# Help!All my dvds eject in my mac mini



## tulita (Oct 27, 2006)

(HOW TO) I have a MATSHITA CD-RW  CW-8124 that supposedly burns dvd
I have tried dvd -r dvd +r, dvd -rw to no avail
Cannot back up my itunes music
I have a mac mini 1.5 Intel core Solo and Mac OSX 10.4.7

what should I do?


----------



## supanatral (Jan 7, 2007)

Do CD's eject? If not, can you burn on cds?


----------



## gregorytedesco@ (Jan 26, 2008)

Hi, if someone could offer me advice to a similar problem-

I have a MacBook Pro with MATSHITA CD-R UJ-846 and it has functioned perfectly burning both CD-R and DVD-R, but now there is an error when I try to insert DVD-Rs.

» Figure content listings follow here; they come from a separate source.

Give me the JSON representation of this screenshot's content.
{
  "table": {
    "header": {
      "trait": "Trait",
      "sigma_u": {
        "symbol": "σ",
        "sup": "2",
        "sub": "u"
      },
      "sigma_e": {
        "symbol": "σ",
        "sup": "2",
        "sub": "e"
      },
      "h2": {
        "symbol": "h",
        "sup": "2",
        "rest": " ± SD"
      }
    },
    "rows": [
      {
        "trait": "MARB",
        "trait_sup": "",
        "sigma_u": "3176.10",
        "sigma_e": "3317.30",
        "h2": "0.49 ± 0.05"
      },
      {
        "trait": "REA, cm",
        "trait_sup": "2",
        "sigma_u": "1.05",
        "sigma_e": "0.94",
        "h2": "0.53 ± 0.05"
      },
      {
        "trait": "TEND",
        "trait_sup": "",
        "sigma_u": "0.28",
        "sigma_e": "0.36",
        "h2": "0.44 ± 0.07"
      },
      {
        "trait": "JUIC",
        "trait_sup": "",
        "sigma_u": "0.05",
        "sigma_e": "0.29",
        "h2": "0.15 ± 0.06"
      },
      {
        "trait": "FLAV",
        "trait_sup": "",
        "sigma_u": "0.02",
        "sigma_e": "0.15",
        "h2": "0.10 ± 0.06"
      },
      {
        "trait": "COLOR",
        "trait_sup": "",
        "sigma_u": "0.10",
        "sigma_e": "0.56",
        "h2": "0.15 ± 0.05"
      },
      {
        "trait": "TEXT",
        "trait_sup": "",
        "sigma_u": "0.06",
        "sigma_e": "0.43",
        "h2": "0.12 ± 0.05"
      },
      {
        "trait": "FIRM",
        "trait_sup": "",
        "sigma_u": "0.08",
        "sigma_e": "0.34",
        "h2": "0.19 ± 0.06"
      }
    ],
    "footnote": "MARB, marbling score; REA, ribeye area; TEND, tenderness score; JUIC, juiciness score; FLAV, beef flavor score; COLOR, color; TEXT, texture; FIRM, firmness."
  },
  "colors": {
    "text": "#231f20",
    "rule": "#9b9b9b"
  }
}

They automatically eject without any message. (CD-Rs still function fine)

I recently downloaded a Free Trial for a program that installed a VIRTUAL writer-M4PTpMP3 VIRTUAL CD-RW.
(I don't know how to delete the Virtual burner, but I choose the MATSHITA when the option is available)

I am wondering if this "M4P To MP3" program is the reason DVD-R's are not being read properly?
If so, how can I repair this?

(I do not think it is a problem with region-coding or type of DVD as I have tried 2 kinds, one of which worked perfectly less than a month ago)

All other types of DVDs seem to be unaffected. DVD Player still reads normal DVDs.
THANKS!!


----------